7. A thing is appetible in the same way as it is good. It was said above that in its substantial act of being a thing is not called good simply and absolutely unless other due perfections are added. The substantial act of being is accordingly not appetible in an absolute sense if its due perfections are not joined to it. Hence the Philosopher says: "To be is delightful to all things." But we are not to understand an evil and corrupt life or a sorrowful one, for this is evil simply and is simply to be shunned, though it is appetible in a certain respect. In the matter of seeking and shunning, it is all of a piece for a thing to be good and to be destructive of evil, or again to be evil and to be destructive of good. Hence we call the very lack of evil a good, as the Philosopher points out. Non-existence therefore assumes the aspect of a good inasmuch as it takes away being in a state of sorrow or wickedness, which is simply evil, although it is good in some respect. In this sense non-existence can be desired under the aspect of good.
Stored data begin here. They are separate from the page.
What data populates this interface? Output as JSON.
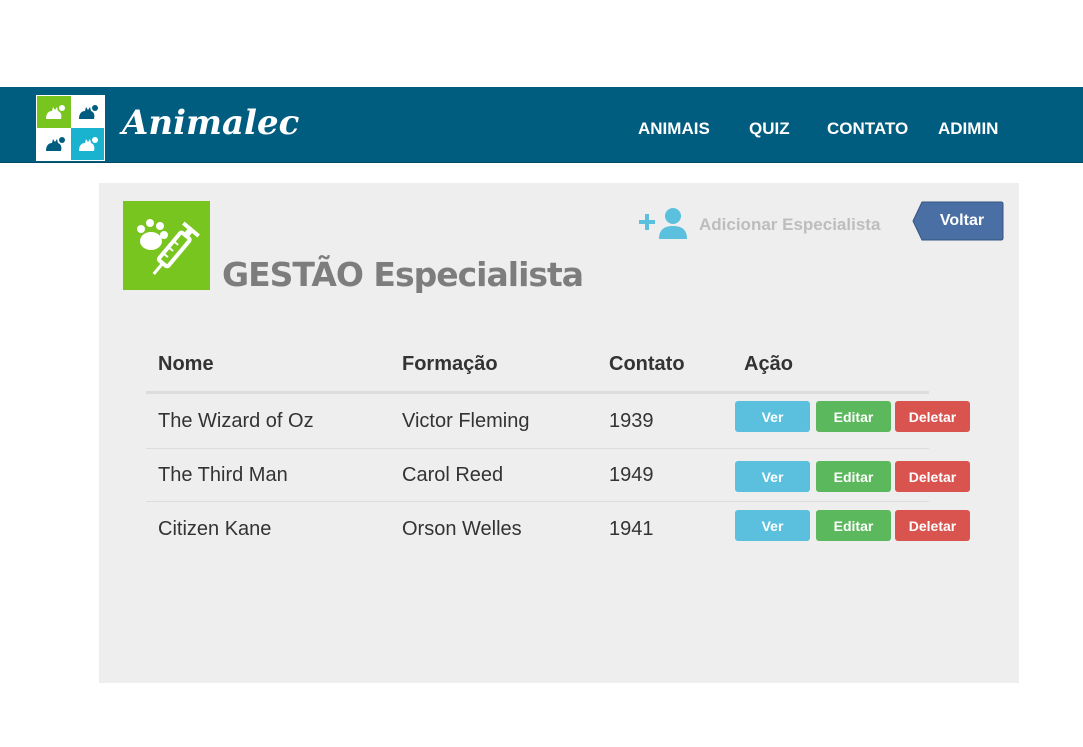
{
  "navbar": {
    "brand": "Animalec",
    "links": [
      "ANIMAIS",
      "QUIZ",
      "CONTATO",
      "ADIMIN"
    ],
    "logo_cells": [
      {
        "color": "#78c51f",
        "icon": "cat-icon"
      },
      {
        "color": "#ffffff",
        "icon": "cat-icon"
      },
      {
        "color": "#ffffff",
        "icon": "cat-icon"
      },
      {
        "color": "#1ab3cf",
        "icon": "cat-icon"
      }
    ]
  },
  "page": {
    "title": "GESTÃO Especialista",
    "feature_icon": "paw-syringe-icon",
    "add_label": "Adicionar Especialista",
    "back_label": "Voltar"
  },
  "table": {
    "headers": [
      "Nome",
      "Formação",
      "Contato",
      "Ação"
    ],
    "rows": [
      {
        "nome": "The Wizard of Oz",
        "formacao": "Victor Fleming",
        "contato": "1939"
      },
      {
        "nome": "The Third Man",
        "formacao": "Carol Reed",
        "contato": "1949"
      },
      {
        "nome": "Citizen Kane",
        "formacao": "Orson Welles",
        "contato": "1941"
      }
    ],
    "actions": {
      "ver": "Ver",
      "editar": "Editar",
      "deletar": "Deletar"
    }
  },
  "colors": {
    "navbar": "#005d80",
    "accent_green": "#78c51f",
    "info": "#5bc0de",
    "success": "#5cb85c",
    "danger": "#d9534f",
    "back_button": "#4a6fa5"
  }
}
8. Concerning apprehensive powers it is not always true that the power is altogether devoid of the species of its object. It is false in regard to those powers which have a universal object, as in the case of the intellect, whose object is the what although it has whatness itself. Yet it must be devoid of the forms which it receives. It is false also in regard to touch, because, although it has special objects, they nevertheless necessarily belong to an animal. Thus its organ cannot be wholly without warmth and cold; and yet it is somehow independent of heat and cold, being of an intermediate make-up. But what is intermediate is neither of the extremes. Now appetitive tendency has a common object, good. Hence it is not altogether devoid of good, but just of that good to which it tends. It nevertheless has that good potentially and in this respect is like it, just as an apprehensive power is in potency to the species of its object.

9. As is clear from what has been said,* knowledge of the end is required in everyone directing anything to an end. Nature, however, does not direct to an end but is directed. But God and also any purposeful agent direct to an end, and so they must have knowledge of the end, but not a thing of nature.

10. That argument is correct in regard to a being that tends to an end by directing itself towards it, because it has to know when it has reached the end. But there is no such necessity in a thing which is merely being directed to its end.

11. By the same nature by which a thing tends to an end which it does not yet have, it delights in an end which it already has. Thus by the same nature the element earth moves downward and rests there. Now it is not consonant with the last end to tend to an end, but it is consonant with it to take pleasure in itself as an end. Though this cannot properly be called an appetite, still it is something belonging to the genus of appetite, and from it all appetite is derived. For from the fact that God takes pleasure in Himself, He directs other things to Himself.

12. If appetite terminates in good and peace and the beautiful, this does not mean that it terminates in different goals. By the very fact of tending to good a thing at the same time tends to the beautiful and to peace. It tends to the beautiful inasmuch as it is proportioned and specified in itself. These notes are included in the essential character of good, but good adds a relationship of what is perfective in regard to other things. Whoever tends to good, then, by that very fact tends to the beautiful. Peace, moreover, implies the removal of disturbances or obstacles to the obtaining of good. By the very fact that something is desired, the removal of obstacles to it is also desired. Consequently, at the same time and by the same appetitive tendency good, the beautiful, and peace are sought.

13. Pleasure includes in its notion knowledge of the good which gives pleasure. For this reason only things which know the end can take pleasure in an end. But appetitive tendency does not entail knowledge in the being which tends, as is evident from what has been said.* Nevertheless, using pleasure broadly and improperly, Dionysius says that what is beautiful and good is found by all to be pleasurable and lovable.